When was the Bible divided into chapters and verses?
Worldwide Church of God
The WORLD TOMORROW A WORLD-WIDE BROADCAST
HERBERT W. ARMSTRONG Proclaim to the World the GOOD NEWS OF THE WORLD TOMORROW
BOX 111, Pasadena, California
Publishing: The PLAIN TRUTH a Magazine of UNDERSTANDING
Dear Friend:
When was the Bible divided into chapters and verses?
The system of dividing the Bible into chapters and verses is man-made and of comparatively recent origin. The Bible, as inspired by God, had no such divisions.
Chapters and verses are helpful in finding passages in the Bible, but the division into chapters and verses has often obscured the meaning of Scripture by breaking sentences in the middle or by separating thoughts that should be joined together. Too many people merely lift a verse out of its setting and read a false meaning into it because they don't read the context in surrounding verses.
Perhaps the first attempted division of the Bible was undertaken by the early Jews. During the time following the Babylonian captivity, they marked off the scrolls into divisions and subdivisions. This system was quite different from the one that is in use today, however.

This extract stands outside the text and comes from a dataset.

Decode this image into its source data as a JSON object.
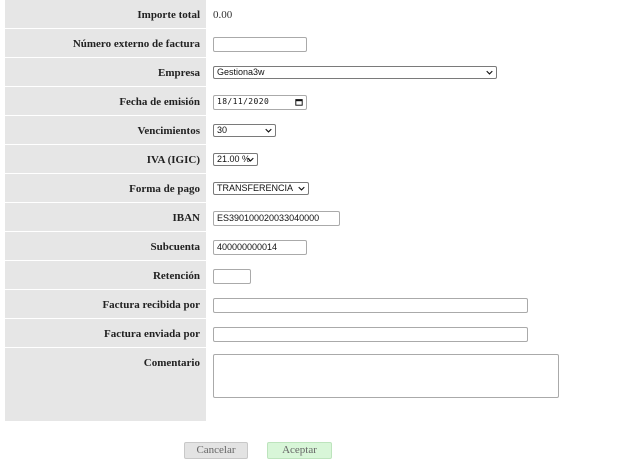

The first modern system of dividing the Bible into sections was devised by Cardinal Hugo in the mid-thirteenth century. Hugo, who was compiling a concordance to the Latin Vulgate Version of the Bible, found it necessary to divide the Bible into sections. These sections basically became the chapters that we are acquainted with today. As yet there were no divisions into verses.
Later, in 1445, Mordecai Nathan, a Jew, divided the Hebrew Old Testament into chapters. He and a later scholar by the name of Athias are accredited with the further breakdown of the Old Testament chapters into verses.
In 1551 the New Testament was similarly subdivided into verses. This work was accomplished by the famous English printer, Robert Stephens, while riding on horseback from Switzerland to France. Ever since that time, the Bible has retained the present chapter and verse system.
Being man-devised, such a system is not perfect. In some places, Stephens' divisions are inaccurate and tend to break the sense of the subject. Because of such imperfections, a new system of supplementing the chapter-verse division with paragraph arrangements has been adopted in many of the newer revisions of the Bible. This often helps the reader to better comprehend the subject matter.
It must always be remembered that these division systems were not inspired by God. They have been devised by men to provide an aid for studying the Bible.